On the second legal issue raised by the appellant this Tribunal is of the view that it is a settled principle of law that a substantive law shall always has an overriding effect over the primary law and any amendment made through subsequent legislation shall not adversely affect the rights of the taxpayer. The appellant while arguing his case had a valid point to argue that “services” not included till issuance of amendments made in Finance Act, 2008 had to be dealt with as if the “services” were not included in the Sales Tax Act, 1990. The submission with regard to prospectivity of Finance Act, 2008 is fully supported by the view expressed by the Honorable Lahore High Court in case reported 1983-OTD-713 HC (supra). This Tribunal has addressed the issue in Para “findings on Para (5-b) above with regard to applicability of section (8) of the Sales Tax Act, 1990 inserted through Finance Act, 2008 and, therefore, need not to be discussed again.

 

(ii) We have also heard the arguments advanced by the rival parties, case-law relied upon and referring to the enactment provisions of Sales Tax Act, 1990 and its application to the case of the appellant in terms of Rule 25(3) of Sales Tax Act, 1990 and subsection (2) of section 41 of the Act ibid. Let us examine each issue one by one. The first contention of the appellant is that Rule 25(3) of the Sales Tax Rules, 2006 only deal with taxable and exempt supplies and has no nexus whatsoever, with the services. Therefore, it is necessary to examine the stance of the appellant by reproducing Rule 25(3) of Sales Tax Rules, 2006 came into force from 1-7-2006 as under:–

(25). Determination of input tax.—(1) Input tax paid on raw materials relating wholly to the taxable supplies shall be admissible under the law.

 

(2) Input tax paid on raw materials relating wholly to exempt supplies shall not be admissible.

 

(3) The amount of input tax incurred for making both exempt and taxable supplies shall be apportioned according to the following formula, namely:–

 

Residual Input Tax Credit

Value of taxable supplies x Residual Input Tax

On taxable supplies

=(Value of taxable + exempt supplies).

 

(iii) From bare perusal of above it is ascertained that the intent of the legislature is very clear and supports the contention of the appellant that it deal only with “taxable supplies” and “exempt supplies” and “services” had never been included in the above provisions of law. Now we turn to examine “taxable supply”. Subsection (2) of section 41 of the Sales Tax Act, 1990 is reproduced.

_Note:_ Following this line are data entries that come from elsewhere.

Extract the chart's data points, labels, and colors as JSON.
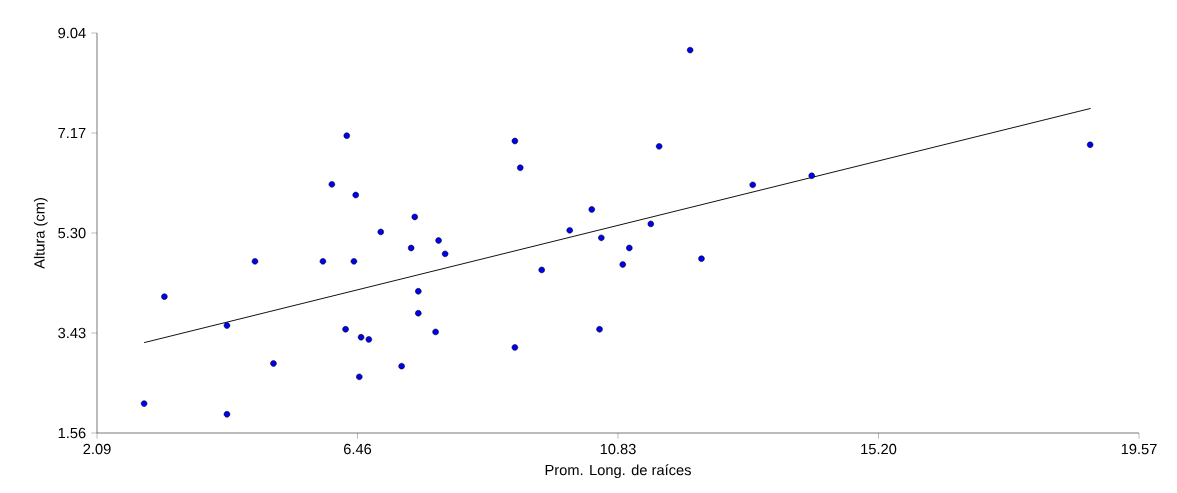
{
  "chart_data": {
    "type": "scatter",
    "xlabel": "Prom. Long. de raíces",
    "ylabel": "Altura (cm)",
    "xlim": [
      2.09,
      19.57
    ],
    "ylim": [
      1.56,
      9.04
    ],
    "xticks": [
      2.09,
      6.46,
      10.83,
      {
        "value": 15.2,
        "label": "15.20"
      },
      19.57
    ],
    "yticks": [
      1.56,
      3.43,
      {
        "value": 5.3,
        "label": "5.30"
      },
      7.17,
      9.04
    ],
    "series": [
      {
        "color": "#0000ee",
        "marker": "circle",
        "x": [
          6.28,
          6.03,
          6.43,
          7.42,
          6.85,
          7.82,
          7.36,
          7.93,
          4.74,
          5.88,
          6.4,
          3.22,
          7.48,
          7.48,
          4.27,
          6.26,
          7.77,
          6.52,
          6.65,
          5.05,
          7.2,
          6.49,
          2.88,
          4.27,
          12.04,
          9.1,
          11.52,
          9.19,
          14.08,
          13.09,
          10.39,
          10.02,
          11.38,
          10.55,
          11.02,
          9.55,
          10.91,
          12.23,
          10.52,
          9.1,
          18.75
        ],
        "values": [
          7.12,
          6.21,
          6.01,
          5.6,
          5.32,
          5.16,
          5.02,
          4.91,
          4.77,
          4.77,
          4.77,
          4.11,
          4.21,
          3.8,
          3.57,
          3.5,
          3.45,
          3.35,
          3.31,
          2.86,
          2.81,
          2.61,
          2.11,
          1.91,
          8.72,
          7.02,
          6.92,
          6.52,
          6.37,
          6.2,
          5.74,
          5.35,
          5.47,
          5.21,
          5.02,
          4.61,
          4.71,
          4.82,
          3.5,
          3.16,
          6.95
        ]
      },
      {
        "type": "line",
        "color": "#000000",
        "marker": "none",
        "x": [
          2.88,
          18.76
        ],
        "values": [
          3.25,
          7.63
        ]
      }
    ]
  }
}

“2 (41)…”taxable supplies” means a supply of “taxable goods” made by an importer, manufacturer, wholesaler (including dealer), distributor or retailer other than a supply of goods which is exempt under section 13 of the Sales Tax Act, 1990 and includes a supply of goods chargeable to tax at the rate of zero percent under section 4 of the Act ibid.”

 

(iv) “Taxable supplies” means “taxable goods” and not “services” which were never included in the definition of “taxable supplies”. The law requires that tax must be levied or charged in clear, unambiguous and specific terms. Tax cannot be levied on presumption or importing something which the legislature has not provided therein. In view of the above clear provisions of law we are not persuaded with the arguments of the learned D.R./L.A. The contention of the appellant that the services rendered by a taxpayer in relation to telecommunication services of PCT Heading 9812.0000 are outside of the scope of Rule 25(3) of the Sales Tax Rules, 2006 is valid. The appellant has rightly taken benefit of such legal lacuna and escaped from payment of due tax because apportionment of tax is contingent upon the taxable supplies of “goods” and not “services”. We, therefore, set aside the orders passed by both the adjudicatory and first appellate authorities being inconsistent with law.

 

9. Thus the appeal succeeds. Other grounds on facts and merits don’t need to be discussed.

 

10. This order consists of (08) pages each bears my signature and seal.

 

C.M.A./254/Tax(Trib.) Appeal allowed.